(12g) Structure­-Function Relationships in Cooperative Biocatalysis By Multi­-Enzyme Assemblies

Despite considerable interest in assembling cellulosome ­inspired multi­-enzyme complexes on microbial surfaces, efforts to harness the activity of these assemblies have been based on trial and error rather than rational design due to a lack of quantitative tools. This empirical approach has created a gap in our understanding of how multi­-enzyme complexes assemble, and what parameters affect assembly efficiency and overall activity. In this study, we aimed to address these challenges by developing and validating a quantitative approach to whole­-cell biocatalyst characterization. Using this approach, we characterized a series of yeast whole-­cell biocatalysts displaying tetrafunctional multi-­enzyme assemblies of varying complexity and at varying display levels. Combined with a mathematical model, we revealed that the assembly efficiency is limited by molecular crowding on the yeast cell surface, and the significance of this crowding phenomenon is dependent on the surface anchor protein size.
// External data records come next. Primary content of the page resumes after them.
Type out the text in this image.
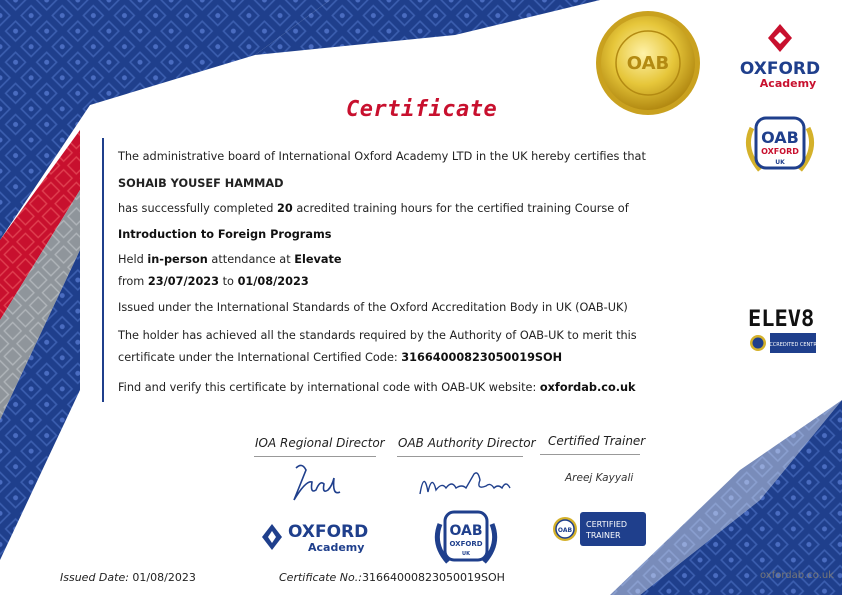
OAB	OXFORD
Academy
OAB
OXFORD
UK
ELEV8
ACCREDITED CENTRE
Certificate
The administrative board of International Oxford Academy LTD in the UK hereby certifies that
SOHAIB YOUSEF HAMMAD
has successfully completed 20 acredited training hours for the certified training Course of
Introduction to Foreign Programs
Held in-person attendance at Elevate
from 23/07/2023 to 01/08/2023
Issued under the International Standards of the Oxford Accreditation Body in UK (OAB-UK)
The holder has achieved all the standards required by the Authority of OAB-UK to merit this
certificate under the International Certified Code: 31664000823050019SOH
Find and verify this certificate by international code with OAB-UK website: oxfordab.co.uk
IOA Regional Director OAB Authority Director Certified Trainer
Areej Kayyali
OXFORD
Academy
OAB
OXFORD
UK
OAB
CERTIFIED
TRAINER
Issued Date: 01/08/2023	Certificate No.:31664000823050019SOH	oxfordab.co.uk
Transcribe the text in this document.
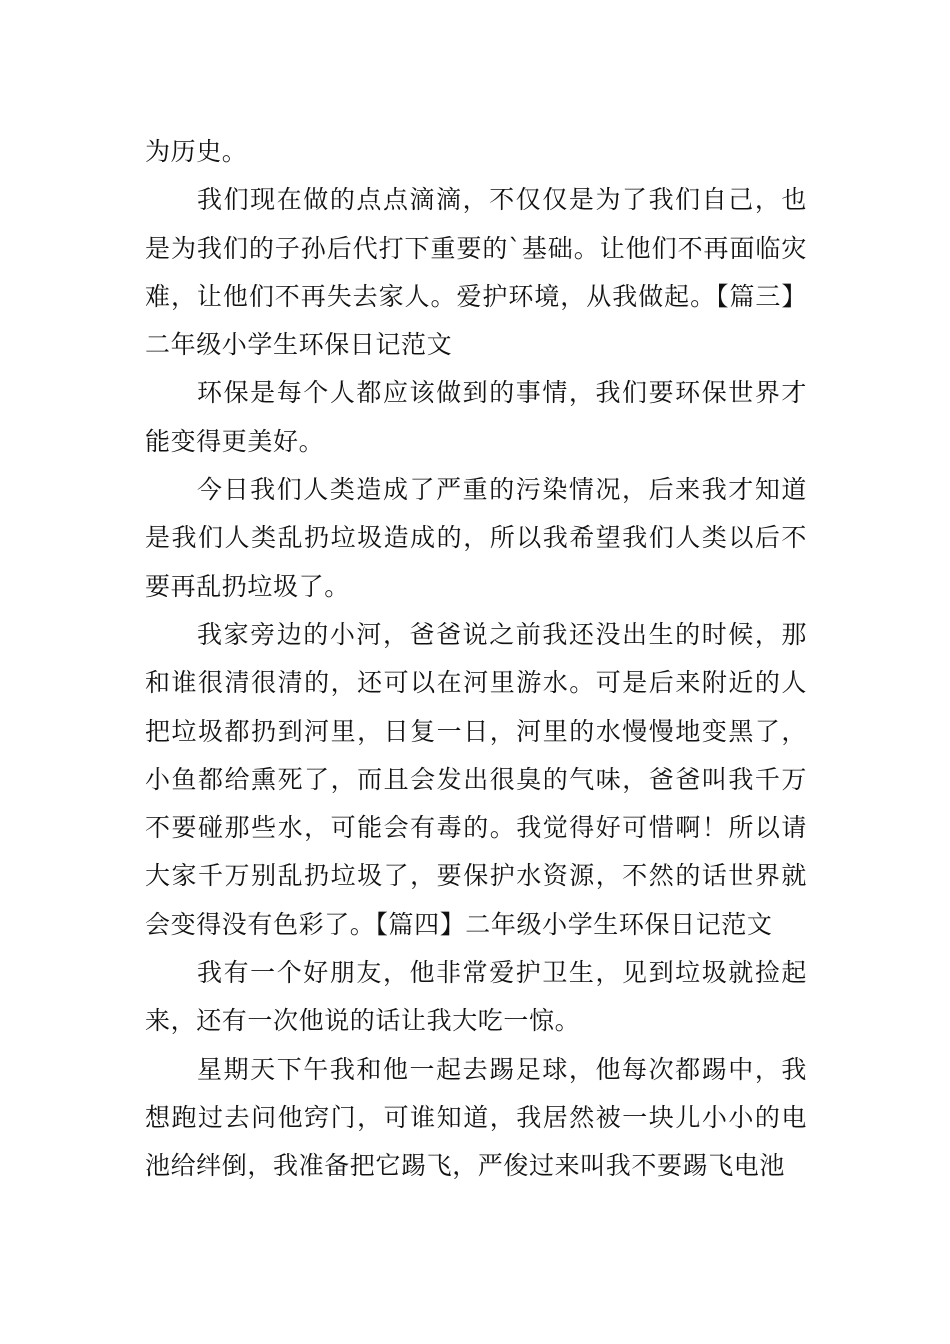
为历史。

我们现在做的点点滴滴，不仅仅是为了我们自己，也是为我们的子孙后代打下重要的`基础。让他们不再面临灾难，让他们不再失去家人。爱护环境，从我做起。【篇三】二年级小学生环保日记范文

环保是每个人都应该做到的事情，我们要环保世界才能变得更美好。

今日我们人类造成了严重的污染情况，后来我才知道是我们人类乱扔垃圾造成的，所以我希望我们人类以后不要再乱扔垃圾了。

我家旁边的小河，爸爸说之前我还没出生的时候，那和谁很清很清的，还可以在河里游水。可是后来附近的人把垃圾都扔到河里，日复一日，河里的水慢慢地变黑了，小鱼都给熏死了，而且会发出很臭的气味，爸爸叫我千万不要碰那些水，可能会有毒的。我觉得好可惜啊！所以请大家千万别乱扔垃圾了，要保护水资源，不然的话世界就会变得没有色彩了。【篇四】二年级小学生环保日记范文

我有一个好朋友，他非常爱护卫生，见到垃圾就捡起来，还有一次他说的话让我大吃一惊。

星期天下午我和他一起去踢足球，他每次都踢中，我想跑过去问他窍门，可谁知道，我居然被一块儿小小的电池给绊倒，我准备把它踢飞，严俊过来叫我不要踢飞电池
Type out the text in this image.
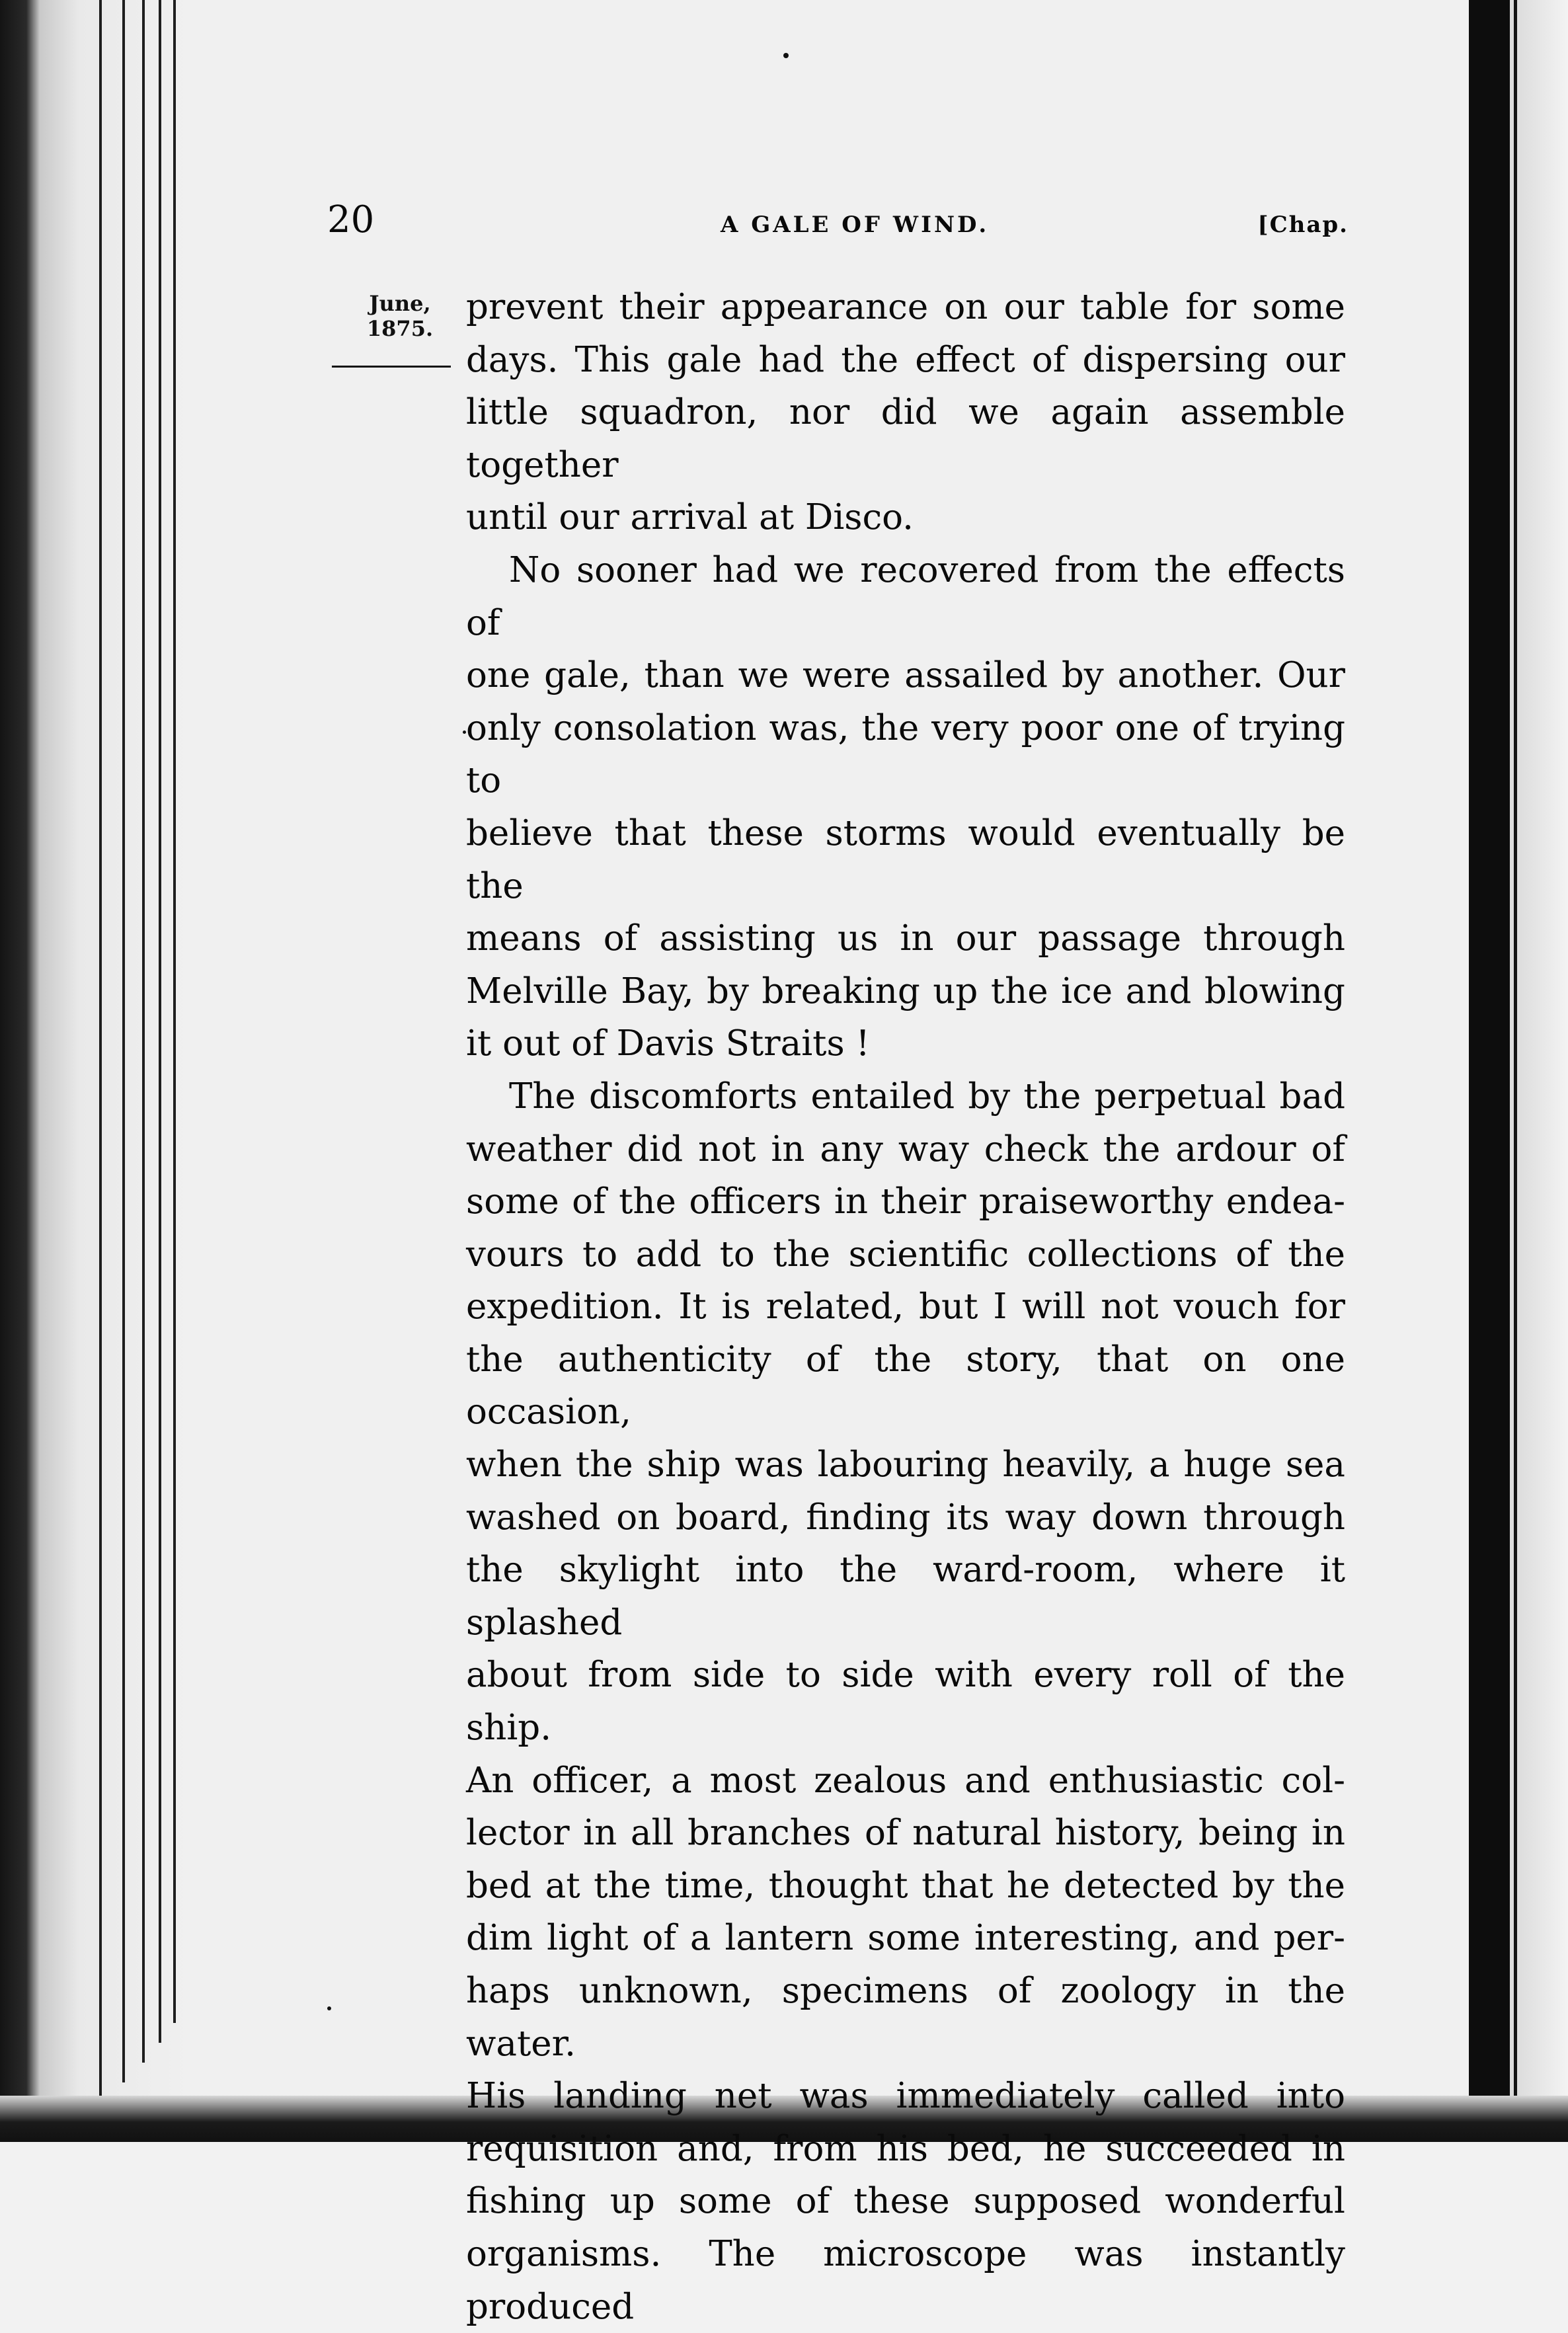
20	A GALE OF WIND.	[Chap.
June,
1875.
prevent their appearance on our table for some
days. This gale had the effect of dispersing our
little squadron, nor did we again assemble together
until our arrival at Disco.
No sooner had we recovered from the effects of
one gale, than we were assailed by another. Our
only consolation was, the very poor one of trying to
believe that these storms would eventually be the
means of assisting us in our passage through
Melville Bay, by breaking up the ice and blowing
it out of Davis Straits !
The discomforts entailed by the perpetual bad
weather did not in any way check the ardour of
some of the officers in their praiseworthy endea-
vours to add to the scientific collections of the
expedition. It is related, but I will not vouch for
the authenticity of the story, that on one occasion,
when the ship was labouring heavily, a huge sea
washed on board, finding its way down through
the skylight into the ward-room, where it splashed
about from side to side with every roll of the ship.
An officer, a most zealous and enthusiastic col-
lector in all branches of natural history, being in
bed at the time, thought that he detected by the
dim light of a lantern some interesting, and per-
haps unknown, specimens of zoology in the water.
His landing net was immediately called into
requisition and, from his bed, he succeeded in
fishing up some of these supposed wonderful
organisms. The microscope was instantly produced
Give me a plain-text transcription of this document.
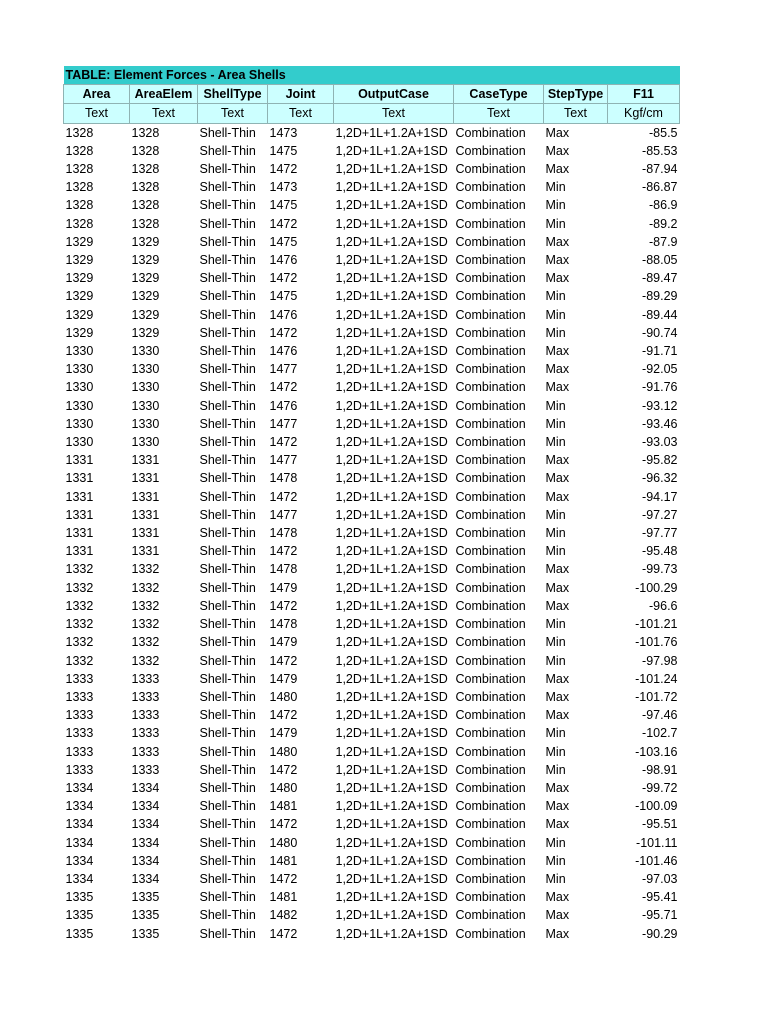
TABLE: Element Forces - Area Shells							
Area	AreaElem	ShellType	Joint	OutputCase	CaseType	StepType	F11
Text	Text	Text	Text	Text	Text	Text	Kgf/cm
1328	1328	Shell-Thin	1473	1,2D+1L+1.2A+1SD	Combination	Max	-85.5
1328	1328	Shell-Thin	1475	1,2D+1L+1.2A+1SD	Combination	Max	-85.53
1328	1328	Shell-Thin	1472	1,2D+1L+1.2A+1SD	Combination	Max	-87.94
1328	1328	Shell-Thin	1473	1,2D+1L+1.2A+1SD	Combination	Min	-86.87
1328	1328	Shell-Thin	1475	1,2D+1L+1.2A+1SD	Combination	Min	-86.9
1328	1328	Shell-Thin	1472	1,2D+1L+1.2A+1SD	Combination	Min	-89.2
1329	1329	Shell-Thin	1475	1,2D+1L+1.2A+1SD	Combination	Max	-87.9
1329	1329	Shell-Thin	1476	1,2D+1L+1.2A+1SD	Combination	Max	-88.05
1329	1329	Shell-Thin	1472	1,2D+1L+1.2A+1SD	Combination	Max	-89.47
1329	1329	Shell-Thin	1475	1,2D+1L+1.2A+1SD	Combination	Min	-89.29
1329	1329	Shell-Thin	1476	1,2D+1L+1.2A+1SD	Combination	Min	-89.44
1329	1329	Shell-Thin	1472	1,2D+1L+1.2A+1SD	Combination	Min	-90.74
1330	1330	Shell-Thin	1476	1,2D+1L+1.2A+1SD	Combination	Max	-91.71
1330	1330	Shell-Thin	1477	1,2D+1L+1.2A+1SD	Combination	Max	-92.05
1330	1330	Shell-Thin	1472	1,2D+1L+1.2A+1SD	Combination	Max	-91.76
1330	1330	Shell-Thin	1476	1,2D+1L+1.2A+1SD	Combination	Min	-93.12
1330	1330	Shell-Thin	1477	1,2D+1L+1.2A+1SD	Combination	Min	-93.46
1330	1330	Shell-Thin	1472	1,2D+1L+1.2A+1SD	Combination	Min	-93.03
1331	1331	Shell-Thin	1477	1,2D+1L+1.2A+1SD	Combination	Max	-95.82
1331	1331	Shell-Thin	1478	1,2D+1L+1.2A+1SD	Combination	Max	-96.32
1331	1331	Shell-Thin	1472	1,2D+1L+1.2A+1SD	Combination	Max	-94.17
1331	1331	Shell-Thin	1477	1,2D+1L+1.2A+1SD	Combination	Min	-97.27
1331	1331	Shell-Thin	1478	1,2D+1L+1.2A+1SD	Combination	Min	-97.77
1331	1331	Shell-Thin	1472	1,2D+1L+1.2A+1SD	Combination	Min	-95.48
1332	1332	Shell-Thin	1478	1,2D+1L+1.2A+1SD	Combination	Max	-99.73
1332	1332	Shell-Thin	1479	1,2D+1L+1.2A+1SD	Combination	Max	-100.29
1332	1332	Shell-Thin	1472	1,2D+1L+1.2A+1SD	Combination	Max	-96.6
1332	1332	Shell-Thin	1478	1,2D+1L+1.2A+1SD	Combination	Min	-101.21
1332	1332	Shell-Thin	1479	1,2D+1L+1.2A+1SD	Combination	Min	-101.76
1332	1332	Shell-Thin	1472	1,2D+1L+1.2A+1SD	Combination	Min	-97.98
1333	1333	Shell-Thin	1479	1,2D+1L+1.2A+1SD	Combination	Max	-101.24
1333	1333	Shell-Thin	1480	1,2D+1L+1.2A+1SD	Combination	Max	-101.72
1333	1333	Shell-Thin	1472	1,2D+1L+1.2A+1SD	Combination	Max	-97.46
1333	1333	Shell-Thin	1479	1,2D+1L+1.2A+1SD	Combination	Min	-102.7
1333	1333	Shell-Thin	1480	1,2D+1L+1.2A+1SD	Combination	Min	-103.16
1333	1333	Shell-Thin	1472	1,2D+1L+1.2A+1SD	Combination	Min	-98.91
1334	1334	Shell-Thin	1480	1,2D+1L+1.2A+1SD	Combination	Max	-99.72
1334	1334	Shell-Thin	1481	1,2D+1L+1.2A+1SD	Combination	Max	-100.09
1334	1334	Shell-Thin	1472	1,2D+1L+1.2A+1SD	Combination	Max	-95.51
1334	1334	Shell-Thin	1480	1,2D+1L+1.2A+1SD	Combination	Min	-101.11
1334	1334	Shell-Thin	1481	1,2D+1L+1.2A+1SD	Combination	Min	-101.46
1334	1334	Shell-Thin	1472	1,2D+1L+1.2A+1SD	Combination	Min	-97.03
1335	1335	Shell-Thin	1481	1,2D+1L+1.2A+1SD	Combination	Max	-95.41
1335	1335	Shell-Thin	1482	1,2D+1L+1.2A+1SD	Combination	Max	-95.71
1335	1335	Shell-Thin	1472	1,2D+1L+1.2A+1SD	Combination	Max	-90.29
In addition, we found that the multi­-enzyme assembly complexity (i.e. enzyme proximity) does not enhance the overall performance of yeast whole-­cell biocatalysts. We further revealed that synergistic enzyme proximity effects are only appreciable on a length scale where the average inter­ enzyme distance is > ~130 nm. Therefore, enzyme density on a whole-­cell biocatalyst surface is the most important parameter for cellulose hydrolysis. We believe the quantitative approach underlying these observations is broadly applicable and may serve as a model for benchmarking whole-­cell biocatalyst performance in the future.